Given the preliminary findings of the Australian study, how did it generate such excitement among the public? That could be attributed to a news release posted online on May 7 by the Sydney Children’s Hospitals Network, where the researchers are based. The release’s headline stated: “World first breakthrough could prevent SIDS.” Its first sentence went on to say that SIDS “may soon be a thing of the past thanks to a world-first breakthrough.”
In an email to The Post, a press representative of the hospital network explained its news release: “We consider the findings of this study a breakthrough in research because it is the first time researchers have found a marker for SIDS while the infant is still alive. Other biomarkers have been investigated but only on post-mortem samples. It is the fact that this marker is able to be detected prior to death that opens up so much potential for future research.”
A pediatrician who has published over two dozen scientific papers on SIDS said she agrees that finding a possible marker of future SIDS risk when the child is still living is “exciting.”
“Other studies have found factors after the child has died,” said Debra E. Weese-Mayer, professor of pediatrics at Northwestern University Feinberg School of Medicine and director of the Center for Autonomic Medicine in Pediatrics. “Is it a perfect study? No. But if you’re careful not to over-interpret the results, it does add a possible new piece to the puzzle of SIDS.”
She and Goldstein expressed concern, however, that the excessive press coverage surrounding the new paper might lead some parents to lose track of proven risk factors for SIDS that are within their control: ensuring that infants are not exposed to tobacco smoke and that they are put to sleep on their back, with firm bedding and no soft bumpers or pillows.
“I do worry that parents might wrongly take the view that the risk factors are no longer relevant or are less relevant, and that would be more than unfortunate,” Goldstein said.
All three doctors said they found it puzzling that the Australian study received such great attention when other recent SIDS studies have gone mostly ignored. In April, for instance, one study described a “safe sleep calculator” that accurately identified 83 percent of infants before they died of SIDS. Another study published last month, and led by Goldstein, identified new genetic variants that play a role in SIDS.

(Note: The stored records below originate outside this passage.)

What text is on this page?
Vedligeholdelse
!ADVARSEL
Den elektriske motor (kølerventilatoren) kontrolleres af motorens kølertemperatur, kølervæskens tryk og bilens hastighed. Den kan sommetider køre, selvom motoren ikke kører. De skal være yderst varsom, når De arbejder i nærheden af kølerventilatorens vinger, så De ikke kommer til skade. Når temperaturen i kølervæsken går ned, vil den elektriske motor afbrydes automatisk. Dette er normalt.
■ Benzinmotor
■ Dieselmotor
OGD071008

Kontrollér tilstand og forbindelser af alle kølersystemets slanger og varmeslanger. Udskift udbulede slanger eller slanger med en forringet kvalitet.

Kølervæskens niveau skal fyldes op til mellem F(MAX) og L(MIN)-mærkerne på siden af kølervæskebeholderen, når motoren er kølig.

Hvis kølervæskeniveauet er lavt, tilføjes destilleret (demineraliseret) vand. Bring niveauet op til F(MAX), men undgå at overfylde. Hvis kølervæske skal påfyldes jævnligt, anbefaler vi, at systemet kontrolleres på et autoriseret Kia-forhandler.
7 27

“The risk calculation paper and the genetics study were both very interesting,” Weese-Mayer said. “But we doctors don’t have any control over the press releases our hospitals send out.”
One concern the doctors had about claims of a “breakthrough” in SIDS research is that it might mislead people into thinking that great strides are being made in the field, Goldstein said. In fact, according to a perspective he co-authored in the New England Journal of Medicine last week, the pace of research stalled decades ago, after the roles of bedding and sleep positioning were identified.
Still, Goldstein said, he’s glad to see any attention to SIDS, even if coverage sometimes gets ahead of the science.
“SIDS is a problem that deserves more attention than it gets,” he said. “It’s the leading cause of death in infants between one month and one year of age, and nearly one in 1,000 U.S. newborns die of it. It’s not a problem that has been solved. It always helps to raise awareness.”
While it’s not a breakthrough, Weese-Mayer said that she nevertheless found the study inspiring. The first author of the paper, she noted, began researching SIDS two decades ago after her infant died of it.
“This was a study driven by the passion of a mother and scientist,” Weese-Mayer said. “And she funded the study through a go-fund-me campaign. It should inspire other scientists to know that they don’t always have to wait on traditional sources of funding. If you’re determined to do a study, you find a way.”